Privy Council: Common law principles of autrefois convict & autrefois acquit applied to disciplinary proceedings. There was thus an abuse of process in this case.
All persons are equal before the law and entitled to the equal protection of the law.
Except as expressly authorised by this Consitution , there shall be no discrimination against citizens of Singapore on the ground only of religion, race, descent or place of birth in any law or in the appointment to any office or employment under a public authority or in the administration of any law relating to the acquisition, holding or disposition or property or the establishing or carrying on of any trade, business, profession, vocation or employment.
(3) This Article does not invalidate or prohibit —
(a) any provision regulating personal law ; or
(b) any provision or practice restricting office or employment connected with the affairs of any religion , or of an institution managed by a group professing any religion, to persons professing that religion.

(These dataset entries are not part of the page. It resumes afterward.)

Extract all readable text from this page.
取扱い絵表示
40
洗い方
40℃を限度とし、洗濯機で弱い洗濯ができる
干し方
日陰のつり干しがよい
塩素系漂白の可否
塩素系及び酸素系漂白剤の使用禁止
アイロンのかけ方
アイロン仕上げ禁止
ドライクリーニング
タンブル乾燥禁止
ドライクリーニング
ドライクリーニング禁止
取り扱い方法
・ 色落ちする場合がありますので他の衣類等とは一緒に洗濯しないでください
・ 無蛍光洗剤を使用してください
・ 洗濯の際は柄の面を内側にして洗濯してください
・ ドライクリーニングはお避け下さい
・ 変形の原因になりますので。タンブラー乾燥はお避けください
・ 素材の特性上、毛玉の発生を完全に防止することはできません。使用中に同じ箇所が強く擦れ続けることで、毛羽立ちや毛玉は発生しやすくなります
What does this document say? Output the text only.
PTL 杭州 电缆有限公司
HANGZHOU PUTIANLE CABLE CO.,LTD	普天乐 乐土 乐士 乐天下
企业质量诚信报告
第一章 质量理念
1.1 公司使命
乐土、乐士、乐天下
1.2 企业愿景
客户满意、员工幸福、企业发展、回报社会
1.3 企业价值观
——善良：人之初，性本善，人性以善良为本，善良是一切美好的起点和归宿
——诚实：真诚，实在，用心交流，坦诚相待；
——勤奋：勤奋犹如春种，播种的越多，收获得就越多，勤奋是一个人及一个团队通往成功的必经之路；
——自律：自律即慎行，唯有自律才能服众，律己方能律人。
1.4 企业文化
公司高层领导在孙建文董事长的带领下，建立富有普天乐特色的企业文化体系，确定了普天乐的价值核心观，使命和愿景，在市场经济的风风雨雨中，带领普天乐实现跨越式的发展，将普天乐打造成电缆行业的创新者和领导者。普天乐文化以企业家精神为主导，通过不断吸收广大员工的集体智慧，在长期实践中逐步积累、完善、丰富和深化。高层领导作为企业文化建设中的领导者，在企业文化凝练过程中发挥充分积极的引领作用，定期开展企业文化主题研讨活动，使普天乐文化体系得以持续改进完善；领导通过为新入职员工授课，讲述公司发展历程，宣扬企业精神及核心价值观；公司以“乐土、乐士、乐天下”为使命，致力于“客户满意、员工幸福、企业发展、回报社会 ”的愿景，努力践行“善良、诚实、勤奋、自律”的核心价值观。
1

Discrimination is allowed provided that everyone in the same class is treated equally – like persons in like circumstances should be treated alike.
Key to this is the concept of classification.
Leading authority – Datuk Haji bin Harun Idris v PP (1977) – conviction for corruption. Suffian LP:
‘ Equality before the law’ does not mean that ‘all laws must be general in character or universal in application’
Parliament can make law in respect of a group or class of persons provided that the classification was
(b) founded on an intelligble differentia that distinguishes persons that are grouped together from others that are left out of the group; and
(c) there must be a reasonable nexus between the basis of classification and the object of the discriminatory legislation.
Is the Law Discriminatory? YES Is it expressly allowed by the Constitution? YES The law is valid. There is a presumption of constitutionality NO. Is the legislative classicifcation founded on an intelligible differentia ? NO. The law is unconstitutional YES. Does the classification bear a reasonable nexus to the object of the Act? YES. The law is constitutional NO. The law is unconstitutional
Main problem – How does the court determine the legislative object?
Taw Cheng Kong’s case
High Court – Object is to obliterate corruption in Singapore
Court of Appeal – To obliterate all corrupt acts within and outside Singapore, irrespective of whether there are harmful consequences within the national boundaries.
Mandatory death sentence – whether in violation of Article 12?
Does the grant of prosecutorial discretion violate Article 12? Lee Keng Guan v PP .
Absolutely forbidden – Article 12(2) – on the grounds only of race, religion, descent & place of birth – applies only to citizens.